I hope you will keep two things firmly in mind: respect that acknowledges differences and understanding of the other. If I were to add one more, remember that love carries responsibility. Not only the responsibilities as a wife and as a husband, but you are also widely known people who receive the public's love in our society. So if a conflict arises between you, it does not end as a private matter between two people but affects our entire society. Therefore, you must always keep in mind the social responsibility that comes with the honor you hold. In addition to a husband's responsibility to a beloved wife and a wife's responsibility to a respected husband, it is essential that you also bear the social responsibility to live in a way that does not fall short of the love so many people feel for you.
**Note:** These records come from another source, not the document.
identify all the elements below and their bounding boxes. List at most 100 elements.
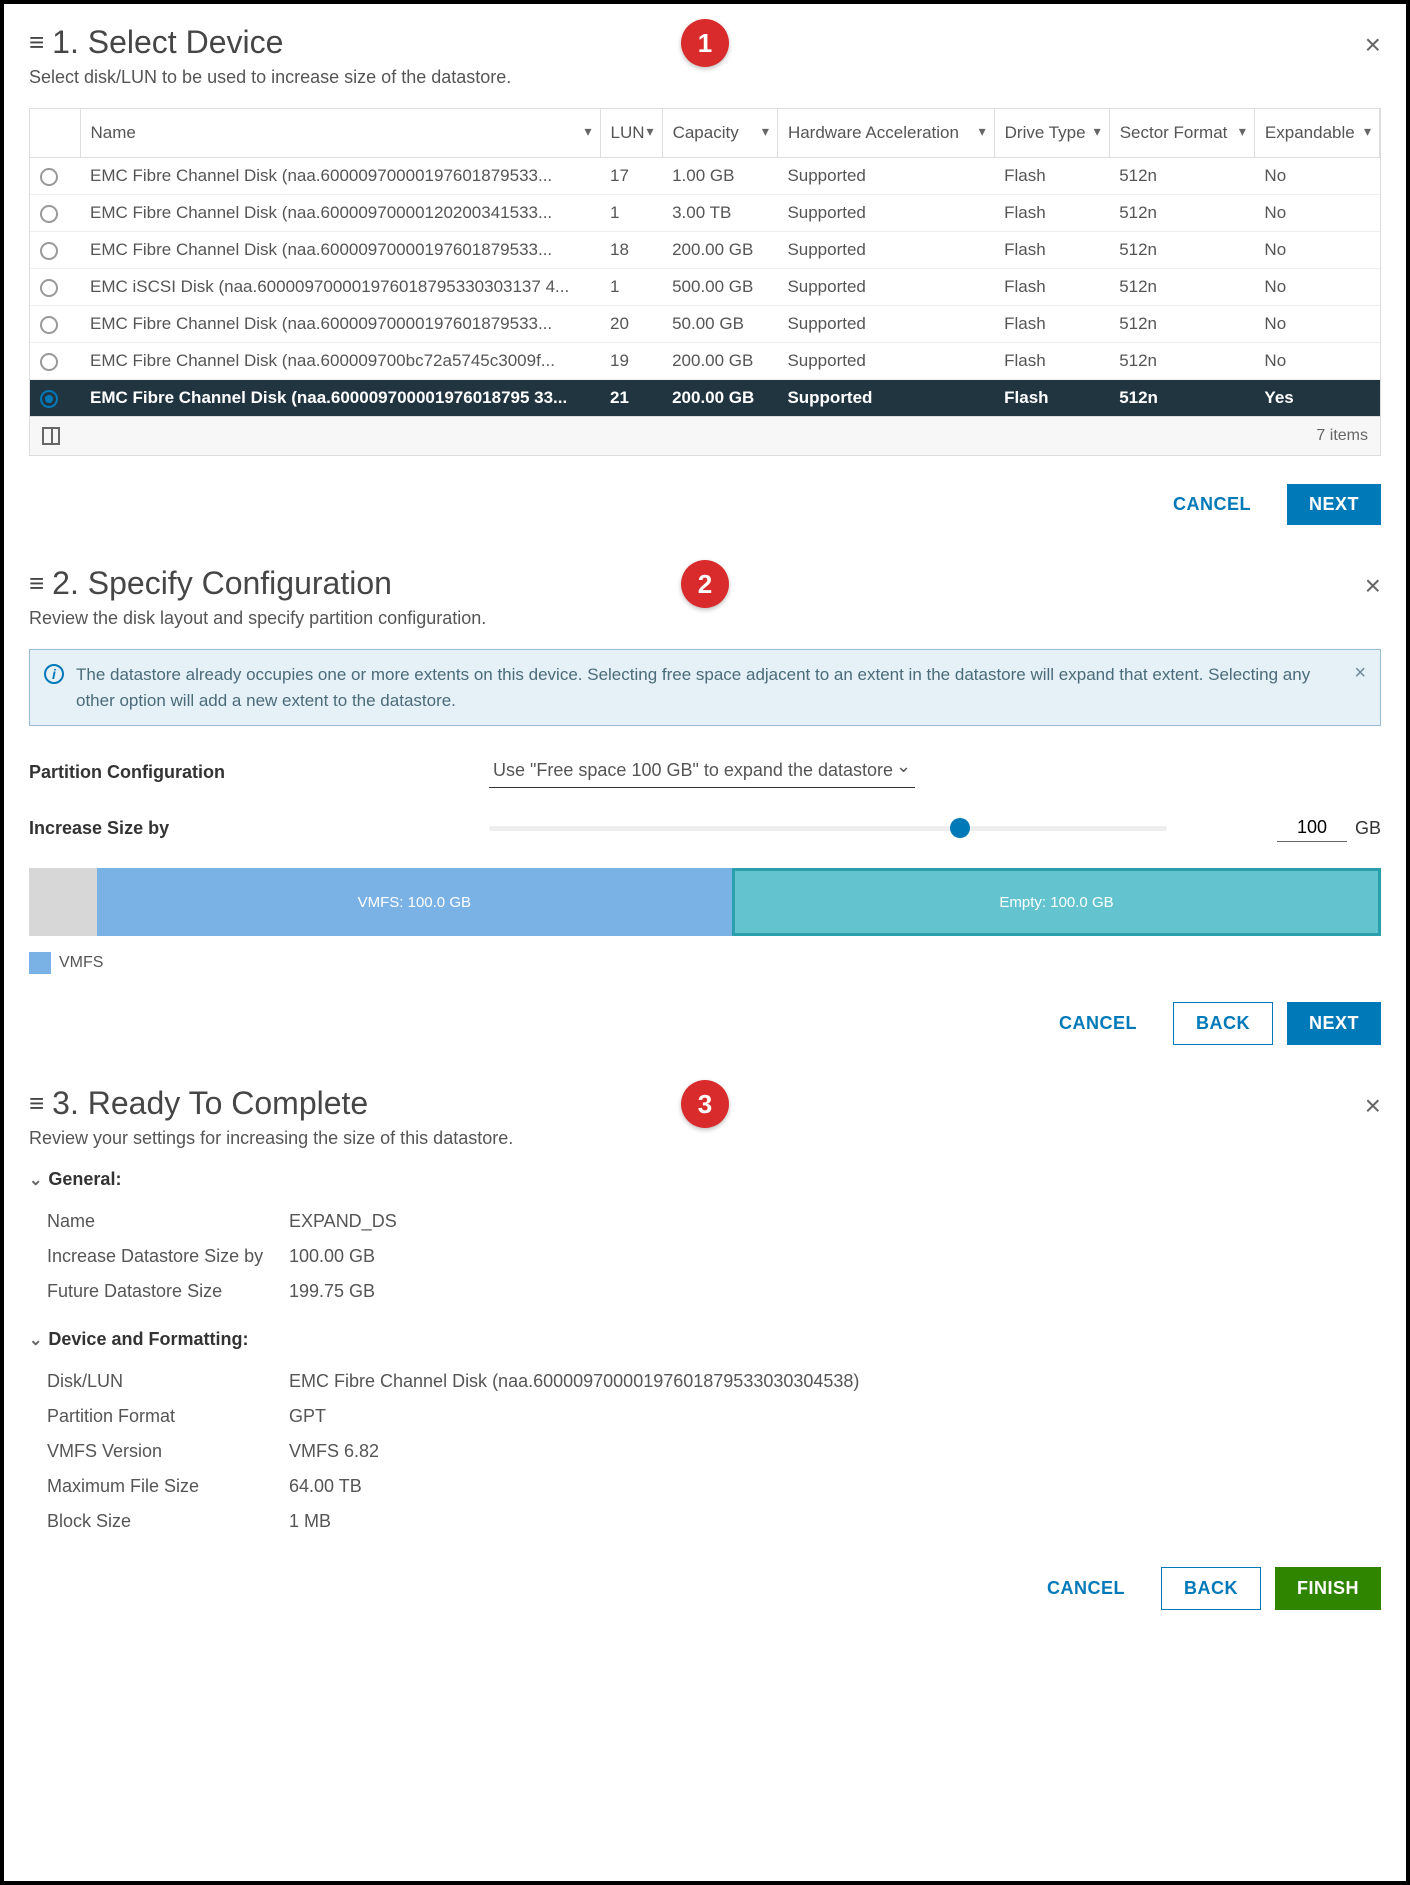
- table-row[interactable]: EMC Fibre Channel Disk (naa.600009700001…: [30, 306, 1380, 343]
- step-subtitle: Review the disk layout and specify parti…: [29, 608, 1381, 629]
- info-icon: i: [44, 664, 64, 684]
- menu-icon[interactable]: ≡: [29, 568, 44, 599]
- cancel-button[interactable]: CANCEL: [1151, 484, 1273, 525]
- table-row[interactable]: EMC iSCSI Disk (naa.60000970000197601879…: [30, 269, 1380, 306]
- cell: 200.00 GB: [662, 380, 777, 417]
- cell: 512n: [1109, 158, 1254, 195]
- table-row[interactable]: EMC Fibre Channel Disk (naa.600009700001…: [30, 158, 1380, 195]
- filter-icon[interactable]: ▾: [762, 123, 769, 140]
- summary-value: 1 MB: [289, 1511, 1381, 1532]
- cell: Supported: [777, 158, 994, 195]
- summary-value: VMFS 6.82: [289, 1441, 1381, 1462]
- cell: Yes: [1254, 380, 1379, 417]
- increase-size-input[interactable]: [1277, 814, 1347, 842]
- radio-button[interactable]: [40, 279, 58, 297]
- cell: 512n: [1109, 306, 1254, 343]
- close-icon[interactable]: ×: [1365, 1090, 1381, 1122]
- column-header[interactable]: LUN▾: [600, 109, 662, 158]
- radio-button[interactable]: [40, 390, 58, 408]
- summary-key: Increase Datastore Size by: [29, 1246, 289, 1267]
- next-button[interactable]: NEXT: [1287, 1002, 1381, 1045]
- general-section-heading[interactable]: ⌄ General:: [29, 1169, 1381, 1190]
- cell: Supported: [777, 269, 994, 306]
- device-section-heading[interactable]: ⌄ Device and Formatting:: [29, 1329, 1381, 1350]
- radio-button[interactable]: [40, 353, 58, 371]
- next-button[interactable]: NEXT: [1287, 484, 1381, 525]
- summary-row: NameEXPAND_DS: [29, 1204, 1381, 1239]
- cell: EMC Fibre Channel Disk (naa.600009700bc7…: [80, 343, 600, 380]
- cell: 512n: [1109, 195, 1254, 232]
- menu-icon[interactable]: ≡: [29, 1088, 44, 1119]
- column-header[interactable]: Sector Format▾: [1109, 109, 1254, 158]
- back-button[interactable]: BACK: [1173, 1002, 1273, 1045]
- cell: No: [1254, 269, 1379, 306]
- cell: Flash: [994, 343, 1109, 380]
- filter-icon[interactable]: ▾: [1364, 123, 1371, 140]
- partition-config-dropdown[interactable]: Use "Free space 100 GB" to expand the da…: [489, 756, 915, 788]
- cell: No: [1254, 158, 1379, 195]
- cell: No: [1254, 306, 1379, 343]
- cell: Flash: [994, 158, 1109, 195]
- step-subtitle: Review your settings for increasing the …: [29, 1128, 1381, 1149]
- slider-thumb[interactable]: [950, 818, 970, 838]
- close-icon[interactable]: ×: [1365, 29, 1381, 61]
- filter-icon[interactable]: ▾: [979, 123, 986, 140]
- cancel-button[interactable]: CANCEL: [1037, 1002, 1159, 1045]
- summary-value: 100.00 GB: [289, 1246, 1381, 1267]
- column-header[interactable]: Capacity▾: [662, 109, 777, 158]
- increase-size-slider[interactable]: [489, 826, 1167, 831]
- increase-size-unit: GB: [1355, 818, 1381, 839]
- summary-value: GPT: [289, 1406, 1381, 1427]
- table-row[interactable]: EMC Fibre Channel Disk (naa.600009700001…: [30, 380, 1380, 417]
- filter-icon[interactable]: ▾: [584, 123, 591, 140]
- cell: Flash: [994, 232, 1109, 269]
- cell: EMC iSCSI Disk (naa.60000970000197601879…: [80, 269, 600, 306]
- table-row[interactable]: EMC Fibre Channel Disk (naa.600009700001…: [30, 195, 1380, 232]
- step-subtitle: Select disk/LUN to be used to increase s…: [29, 67, 1381, 88]
- radio-button[interactable]: [40, 205, 58, 223]
- filter-icon[interactable]: ▾: [647, 123, 654, 140]
- cell: Supported: [777, 306, 994, 343]
- column-header[interactable]: Expandable▾: [1254, 109, 1379, 158]
- close-icon[interactable]: ×: [1365, 570, 1381, 602]
- menu-icon[interactable]: ≡: [29, 27, 44, 58]
- cell: 512n: [1109, 269, 1254, 306]
- cell: 17: [600, 158, 662, 195]
- filter-icon[interactable]: ▾: [1094, 123, 1101, 140]
- callout-badge-3: 3: [681, 1080, 729, 1128]
- info-text: The datastore already occupies one or mo…: [76, 662, 1342, 713]
- legend-label: VMFS: [59, 954, 103, 972]
- cell: 18: [600, 232, 662, 269]
- chevron-down-icon: ⌄: [29, 1170, 42, 1190]
- column-header[interactable]: Drive Type▾: [994, 109, 1109, 158]
- step-2-specify-configuration: 2 × ≡ 2. Specify Configuration Review th…: [29, 565, 1381, 1045]
- dismiss-info-icon[interactable]: ×: [1354, 662, 1366, 685]
- cell: 19: [600, 343, 662, 380]
- summary-value: 199.75 GB: [289, 1281, 1381, 1302]
- summary-key: Maximum File Size: [29, 1476, 289, 1497]
- chevron-down-icon: ⌄: [29, 1330, 42, 1350]
- radio-button[interactable]: [40, 242, 58, 260]
- summary-key: Partition Format: [29, 1406, 289, 1427]
- radio-button[interactable]: [40, 168, 58, 186]
- summary-value: EXPAND_DS: [289, 1211, 1381, 1232]
- step-title: 2. Specify Configuration: [52, 565, 392, 602]
- summary-row: Maximum File Size64.00 TB: [29, 1469, 1381, 1504]
- table-row[interactable]: EMC Fibre Channel Disk (naa.600009700001…: [30, 232, 1380, 269]
- table-row[interactable]: EMC Fibre Channel Disk (naa.600009700bc7…: [30, 343, 1380, 380]
- summary-row: Disk/LUNEMC Fibre Channel Disk (naa.6000…: [29, 1364, 1381, 1399]
- step-1-select-device: 1 × ≡ 1. Select Device Select disk/LUN t…: [29, 24, 1381, 525]
- back-button[interactable]: BACK: [1161, 1567, 1261, 1610]
- cancel-button[interactable]: CANCEL: [1025, 1567, 1147, 1610]
- items-count: 7 items: [1316, 427, 1368, 445]
- cell: EMC Fibre Channel Disk (naa.600009700001…: [80, 232, 600, 269]
- column-picker-icon[interactable]: [42, 427, 60, 445]
- radio-button[interactable]: [40, 316, 58, 334]
- summary-row: Future Datastore Size199.75 GB: [29, 1274, 1381, 1309]
- column-header[interactable]: Name▾: [80, 109, 600, 158]
- finish-button[interactable]: FINISH: [1275, 1567, 1381, 1610]
- column-header[interactable]: Hardware Acceleration▾: [777, 109, 994, 158]
- cell: 512n: [1109, 232, 1254, 269]
- summary-value: EMC Fibre Channel Disk (naa.600009700001…: [289, 1371, 1381, 1392]
- filter-icon[interactable]: ▾: [1239, 123, 1246, 140]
To reiterate: First, for marriage to be not a shackle but a path to higher freedom, you must lean on each other while maintaining your individual independence. Second, it is necessary to respect and understand the other. This is true love. Third, in addition to the responsibilities of a wife and a husband, if you have children you must assume the responsibilities of parents, and because you are loved nationwide in our society, you must also remember to carry the social responsibility to live in a way that does not betray that love. If you always keep these points in mind, today's goodness will continue into even greater goodness in the future. Once again, congratulations on your marriage.